The Author, as his publishers have somehow neglected to make clear, is not to be confused with Count Hermann Alexander von Keyserling, author of The Travel Diary of a Philosopher and editor of The Book of Marriage. The latter lives at Darmstadt, in Hesse (southwestern Germany). Count Edouard, a cousin, used to live in the Baltic provinces of Prussia (northern Germany) but has been dead for a decade. Count Hermann is a mystical metaphysician. Count Edouard was an aristocratic realist, a minor figure in the movement led by Authors Hauptmann, Sudermann and Mann in the last century to clarify and simplify German prose. The struggle of youth to escape palsied age was his favorite theme. This is not his "first full length novel to be translated into English." His Gay Hearts came out in 1913. Another woeful oversight of the publishers, who are new to the field of worthwhile books after several years' traffic in cheapish thrillers, is to award some one credit for a beautiful translation.

Disreputable Dublin

MR. GILHOOLEY--Liam O'Flaherty--Harcourt Brace ($2.50). For those who like the "slice of life" kind of novel, here is red meat masterfully carved. An engineer, after 20 years in the Andes, retires to Dublin to nurse a weak heart. Idle city life forces upon him a strange new gamut of temptations, indulgences, inhibitions, hysteria. Not a wicked man, Mr. Gilhooley takes up with disreputable people through sheer indolence. But they bore him. The Dublin fog smells of charcoal. He longs for an honest emotion. In the street he finds a girl, more fascinating than sluttish; keeps her; tries to marry her. When he understands that her one remaining fibre is loyalty to a one-time lover, he preserves his dream in the one infallible way.
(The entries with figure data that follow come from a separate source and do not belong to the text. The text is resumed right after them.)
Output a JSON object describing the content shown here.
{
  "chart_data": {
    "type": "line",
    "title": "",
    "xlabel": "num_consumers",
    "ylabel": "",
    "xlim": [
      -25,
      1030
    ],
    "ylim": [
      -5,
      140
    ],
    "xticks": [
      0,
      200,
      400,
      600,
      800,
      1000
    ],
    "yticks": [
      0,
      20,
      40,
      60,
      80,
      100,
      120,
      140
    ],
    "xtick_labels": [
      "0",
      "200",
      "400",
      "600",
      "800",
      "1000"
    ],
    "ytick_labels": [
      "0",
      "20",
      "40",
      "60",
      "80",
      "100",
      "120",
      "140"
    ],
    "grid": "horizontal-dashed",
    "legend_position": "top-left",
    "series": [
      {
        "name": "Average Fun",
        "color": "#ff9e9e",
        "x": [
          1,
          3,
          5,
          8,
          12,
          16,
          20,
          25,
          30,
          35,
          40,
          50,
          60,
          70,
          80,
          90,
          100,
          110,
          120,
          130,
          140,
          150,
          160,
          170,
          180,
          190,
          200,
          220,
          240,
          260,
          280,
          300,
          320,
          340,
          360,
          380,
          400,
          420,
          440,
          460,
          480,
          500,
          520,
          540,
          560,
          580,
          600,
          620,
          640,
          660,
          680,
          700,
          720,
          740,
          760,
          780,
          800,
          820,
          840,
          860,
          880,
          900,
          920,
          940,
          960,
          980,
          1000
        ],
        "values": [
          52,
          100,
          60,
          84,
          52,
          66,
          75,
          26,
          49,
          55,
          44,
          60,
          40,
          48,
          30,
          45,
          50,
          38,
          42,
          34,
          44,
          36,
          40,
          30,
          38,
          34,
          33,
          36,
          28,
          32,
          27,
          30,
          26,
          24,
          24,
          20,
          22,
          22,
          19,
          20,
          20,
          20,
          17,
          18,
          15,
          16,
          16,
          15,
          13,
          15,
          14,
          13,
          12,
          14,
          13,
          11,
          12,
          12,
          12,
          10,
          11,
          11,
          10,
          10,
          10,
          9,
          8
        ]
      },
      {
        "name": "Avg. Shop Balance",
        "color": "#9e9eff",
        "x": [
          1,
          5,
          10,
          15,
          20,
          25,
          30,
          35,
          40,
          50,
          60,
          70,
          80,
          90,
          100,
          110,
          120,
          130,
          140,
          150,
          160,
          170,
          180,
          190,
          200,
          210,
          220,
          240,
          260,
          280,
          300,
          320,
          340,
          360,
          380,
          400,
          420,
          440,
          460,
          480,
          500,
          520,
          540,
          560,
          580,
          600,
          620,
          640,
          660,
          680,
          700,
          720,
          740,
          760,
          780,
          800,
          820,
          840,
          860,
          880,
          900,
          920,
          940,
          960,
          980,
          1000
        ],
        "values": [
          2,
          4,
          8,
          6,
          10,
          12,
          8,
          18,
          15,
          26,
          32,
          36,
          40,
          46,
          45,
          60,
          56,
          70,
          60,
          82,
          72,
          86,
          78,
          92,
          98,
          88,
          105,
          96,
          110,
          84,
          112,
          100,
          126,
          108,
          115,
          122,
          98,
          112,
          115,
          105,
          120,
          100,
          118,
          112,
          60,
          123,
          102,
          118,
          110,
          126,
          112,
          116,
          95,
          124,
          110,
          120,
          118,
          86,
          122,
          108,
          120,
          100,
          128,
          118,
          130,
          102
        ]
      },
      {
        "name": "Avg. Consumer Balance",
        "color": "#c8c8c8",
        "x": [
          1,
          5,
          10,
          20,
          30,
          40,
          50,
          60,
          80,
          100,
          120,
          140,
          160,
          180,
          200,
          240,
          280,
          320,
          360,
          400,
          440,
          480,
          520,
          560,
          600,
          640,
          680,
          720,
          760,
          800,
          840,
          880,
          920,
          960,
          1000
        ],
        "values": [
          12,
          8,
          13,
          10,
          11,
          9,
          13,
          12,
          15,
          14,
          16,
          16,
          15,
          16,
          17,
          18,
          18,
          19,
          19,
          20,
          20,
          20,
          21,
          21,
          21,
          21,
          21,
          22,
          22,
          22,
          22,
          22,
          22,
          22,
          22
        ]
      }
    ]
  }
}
To cry, "Genius!" for Author O'Flaherty, as some have done, is flighty. But force and humor, irony and sympathy, he has in abundance. He builds small episodes into "big" material without visible effort. His occasional inability to evoke deep pity without strangely disgusting the senses seems to be the common lot of many Irish writers past and present.

*NAPOLEON--Emil Ludwig -- Boni & Liveright ($3.00).

/-To use the words of able Playwright George Bernard Shaw (The Man of Destiny).

*Napoleon had two known illegitimate children. One, Leon, became the no-account husband of a U. S. cook; the other, Count Walewski, was a distinguished Minister of State in the Second Empire.